The RSPCA is investigating after a cat had to have a leg amputated after being shot with an air rifle.
Ten-year-old Smudge is thought to have been shot near to her home in Stanway Road, in Earlsdon, Coventry, sometime between 7am and 8am on Wednesday, 12 April.
When she returned home, she had a small wound to her left fore leg and was immediately taken to a vet, where an x-ray showed that an air gun pellet had become embedded deep within her skin.
RSPCA inspector Louise Marston said: “The pellet had completely shattered her bone, and as a result she had to have her injured leg amputated.
“Poor Smudge was in so much pain and very distressed. Sadly she has now lost a leg as a result of someone deliberately targeting her.
“I am keen to find out who did this as deliberately harming a cat like this is an offence under the Animal Welfare Act. It angers me that people go to these measures because they don’t like cats, or because they don’t want cats going in their garden, especially when there are many options of humane cat-deterrents available.
“With an extreme injury like this, Smudge’s attacked was likely to have been in close range.
“I am urging anyone who has any information on who did this, or has heard gun noises in the area, to get in touch on 0300 123 8018.”
Every year the RSPCA receives almost 1,000 calls to investigate cases and help hundreds of animals that are the defenseless victims of air gun attacks.

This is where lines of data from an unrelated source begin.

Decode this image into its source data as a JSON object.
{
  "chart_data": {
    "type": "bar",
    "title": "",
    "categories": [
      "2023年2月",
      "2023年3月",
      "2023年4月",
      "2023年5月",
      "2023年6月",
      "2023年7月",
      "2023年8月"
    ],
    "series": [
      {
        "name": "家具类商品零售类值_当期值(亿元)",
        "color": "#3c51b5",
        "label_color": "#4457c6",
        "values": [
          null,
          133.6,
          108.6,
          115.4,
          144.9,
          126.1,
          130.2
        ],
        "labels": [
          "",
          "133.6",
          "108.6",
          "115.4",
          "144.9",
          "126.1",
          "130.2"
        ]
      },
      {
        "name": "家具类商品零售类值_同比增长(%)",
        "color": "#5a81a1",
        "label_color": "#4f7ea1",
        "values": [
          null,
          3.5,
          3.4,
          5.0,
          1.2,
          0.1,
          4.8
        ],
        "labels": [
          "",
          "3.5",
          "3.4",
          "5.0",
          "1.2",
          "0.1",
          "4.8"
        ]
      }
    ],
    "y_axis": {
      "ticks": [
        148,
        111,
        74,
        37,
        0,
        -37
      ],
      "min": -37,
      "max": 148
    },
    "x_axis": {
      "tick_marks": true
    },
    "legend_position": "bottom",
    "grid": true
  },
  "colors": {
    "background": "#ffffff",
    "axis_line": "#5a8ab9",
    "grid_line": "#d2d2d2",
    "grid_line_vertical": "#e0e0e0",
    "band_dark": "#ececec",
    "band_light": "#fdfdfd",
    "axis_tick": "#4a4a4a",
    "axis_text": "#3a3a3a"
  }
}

Inspector Marston added: “It is very distressing to think that people take pleasure in causing such horrific injuries to defenceless animals. These are deliberate and brutal acts of cruelty.
“Cats and wildlife are normally the animals that are more susceptible to these incidents simply because they are out in the open with no one to protect them. Unfortunately, air rifle attacks are not as rare as we would like. The injuries caused by such attacks are horrific and often fatal.
“We are supporting Cats Protection’s call for tighter controls on air weapons. This, along with better education and explanation of the law when buying an air gun, and requirements that everyone must receive basic safety training before being allowed to walk out of the shop could help relieve the problem.
“These weapons cause horrific pain and suffering and it is illegal. Anyone caught deliberately using an air gun to injure an animal can be up to six months in prison and an unlimited fine if found guilty under the Animal Welfare Act.”
Last month, the RSPCA released its annual Cruelty Statistics, which showed that inspectors in the West Midlands investigated 6,834 complaints in 2016, compared to 6,579 in 2015 – an increase of 3.8%.
Dermot Murphy, Assistant Director of the RSPCA Inspectorate, said: “It continues to outrage and sadden me that people can be capable of such deliberate brutality towards animals, but equally it drives me on to ensure that perpetrators of animal cruelty are put before the courts.
“I believe that the figures from last year show that we’re not becoming crueler, but that people are simply less willing to stand by and do nothing if they think an animal is suffering.”